En mettant en avant la religion musulmane des conjoints en cause, alors que celle-ci n’a été invoquée ni par eux ni par le juge, les contestataires ne font rien moins que la clouer au pilori et stigmatiser une communauté que par ailleurs on a grand-peine à assimiler. Voudrait-on convaincre les musulmans que, décidément, notre pays n’est pas ce qu’il prétend être, une terre d’accueil respectueuse des convictions et des idéaux de chacun, que l’on ne s’y prendrait pas autrement. Encore un peu, et les musulmans auront beau jeu de récuser tout mariage civil pour ne plus se référer qu’à la charia : le communautarisme se repaît de telles stigmatisations.

Si encore les contestataires avaient dirigé leurs critiques contre la pratique des mariages arrangés, peut-être aurait-on pu leur faire davantage crédit. Mais non, ce n’est pas cela qui leur tenait à cœur car il leur aurait fallu approuver le jugement. En réalité, c’est la conception même des relations conjugales qui est ici querellée, comme si le mariage ne devait plus constituer qu’un simple arrangement de convenance pour relations sociales réduites à la portion congrue.

Il est clair que l’exigence affichée des époux en cause, reprise par le juge pour fonder une annulation opportune, dévoile brutalement la mauvaise conscience d’une société qui, depuis mai 68 (quel anniversaire !), a fait de la liberté sexuelle une valeur suprême. À l’encontre de cet état d’esprit, le fait que le mariage puisse encore être conçu par les époux comme un engagement réciproque de tout leur être, physique, psychique, affectif et spirituel, qu’il puisse comporter une exigence par laquelle on se réserve à l’autre, voilà qui est insupportable à beaucoup. Car le témoignage rendu par ceux que le vagabondage sexuel scandalise et qui se refusent au libertinage, fût-il prénuptial, témoignage qui est une contestation concrète du comportement de la majorité de nos concitoyens, leur est intolérable. Il met sous leurs yeux une vérité qui les dérange et dont ils voudraient se débarrasser, tant il est vrai que nul ne peut durablement dissocier sa façon de vivre de sa façon de penser.

Il n’est pas question de jouer au “père-la-pudeur” ni revenir au puritanisme d’antan et à l’hypocrisie qui lui a servi de cache-sexe. Nous savons bien que vivre en vérité le mariage, y compris sa préparation, est difficile, et l’est d’autant plus que l’époque incite, presse même, et avec violence, à s’affranchir de toute retenue en matière sexuelle.

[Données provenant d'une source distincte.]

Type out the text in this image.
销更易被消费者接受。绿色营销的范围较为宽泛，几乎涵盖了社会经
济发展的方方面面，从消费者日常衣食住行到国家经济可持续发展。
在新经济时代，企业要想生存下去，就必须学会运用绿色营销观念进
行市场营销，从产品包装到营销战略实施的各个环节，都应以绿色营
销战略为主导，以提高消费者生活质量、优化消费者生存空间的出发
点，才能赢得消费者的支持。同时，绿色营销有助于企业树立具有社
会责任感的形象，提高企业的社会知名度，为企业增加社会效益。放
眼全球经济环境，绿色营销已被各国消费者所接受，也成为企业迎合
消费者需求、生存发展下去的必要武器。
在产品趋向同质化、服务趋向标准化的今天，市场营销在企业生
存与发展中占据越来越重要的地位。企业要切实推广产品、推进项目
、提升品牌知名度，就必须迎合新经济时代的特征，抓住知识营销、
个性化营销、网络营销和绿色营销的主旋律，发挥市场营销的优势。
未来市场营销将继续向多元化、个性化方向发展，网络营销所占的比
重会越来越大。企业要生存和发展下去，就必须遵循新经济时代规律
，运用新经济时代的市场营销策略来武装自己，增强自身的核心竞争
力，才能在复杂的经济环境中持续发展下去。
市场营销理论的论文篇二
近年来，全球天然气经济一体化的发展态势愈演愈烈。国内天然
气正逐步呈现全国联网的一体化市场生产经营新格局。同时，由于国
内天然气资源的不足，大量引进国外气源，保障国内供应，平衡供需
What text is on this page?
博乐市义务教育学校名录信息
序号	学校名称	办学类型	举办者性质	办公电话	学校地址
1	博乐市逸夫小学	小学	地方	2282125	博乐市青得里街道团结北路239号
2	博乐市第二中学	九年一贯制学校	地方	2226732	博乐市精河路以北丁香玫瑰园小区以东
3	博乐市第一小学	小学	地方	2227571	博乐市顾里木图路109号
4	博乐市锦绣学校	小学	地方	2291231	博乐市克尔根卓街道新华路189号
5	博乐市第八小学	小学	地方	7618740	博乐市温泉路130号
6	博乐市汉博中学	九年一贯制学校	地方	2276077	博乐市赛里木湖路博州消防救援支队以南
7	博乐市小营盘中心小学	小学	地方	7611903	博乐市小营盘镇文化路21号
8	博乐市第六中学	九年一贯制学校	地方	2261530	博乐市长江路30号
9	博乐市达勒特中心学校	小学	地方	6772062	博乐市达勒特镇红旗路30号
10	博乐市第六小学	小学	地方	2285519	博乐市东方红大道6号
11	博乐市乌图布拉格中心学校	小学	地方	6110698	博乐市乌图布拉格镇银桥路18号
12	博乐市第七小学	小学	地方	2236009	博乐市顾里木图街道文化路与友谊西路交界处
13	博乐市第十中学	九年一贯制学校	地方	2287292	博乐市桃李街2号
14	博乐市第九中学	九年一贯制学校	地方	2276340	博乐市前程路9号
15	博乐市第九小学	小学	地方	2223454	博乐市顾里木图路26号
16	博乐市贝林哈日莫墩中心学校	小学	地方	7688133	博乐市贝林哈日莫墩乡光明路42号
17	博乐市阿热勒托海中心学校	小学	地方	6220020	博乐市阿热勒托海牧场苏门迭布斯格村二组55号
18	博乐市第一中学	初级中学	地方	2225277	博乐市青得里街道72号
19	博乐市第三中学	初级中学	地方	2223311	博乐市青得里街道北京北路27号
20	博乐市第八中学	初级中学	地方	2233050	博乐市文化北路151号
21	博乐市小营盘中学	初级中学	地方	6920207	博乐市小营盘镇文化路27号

Je sais que beaucoup tombent sur ce chemin ardu, mais aussi que nombreux sont ceux qui résistent en silence, ou qui acceptent de se relever après une chute et de repartir sans s’accommoder d’une excuse qui serait une démission. Car nul mariage ne peut se fonder durablement sur un mensonge initial quant à l’une de ses dimensions substantielles. Or l’union des sexes est une dimension substantielle du mariage.

La nécessité d’une préparation sérieuse au mariage

Que le mariage incriminé ait été arrangé ou que les deux époux se soient simplement menti l’un à l’autre, il y a une leçon de portée générale à en tirer.

S’engager dans le mariage sans avoir fait la vérité sur une question essentielle avec celui ou celle qui sera son conjoint, pour s’accepter mutuellement tel que l’on est, afin de cheminer ensemble, c’est à coup sûr se mettre en situation d’échec programmé quand cette vérité apparaîtra. C’est à cela que servent les fiançailles : non à anticiper l’union conjugale ou à préparer les festivités, mais à apprendre à se connaître en commençant à dévoiler ce que l’on a au fond de soi, ses valeurs, son idéal, mais aussi ses insuffisances et ses limites. Trop de mariages échouent faute d’une telle préparation, parce que l’on en est resté aux premiers sentiments, à des considérations superficielles ou à des arrangements familiaux, et qu’on les a construits sur le sable.

Sans jeter la pierre à quiconque, il semble que beaucoup reste à faire pour favoriser une préparation sérieuse au mariage, et d’abord au mariage civil sur un plan humain, celui du droit naturel qui peut être commun à tous.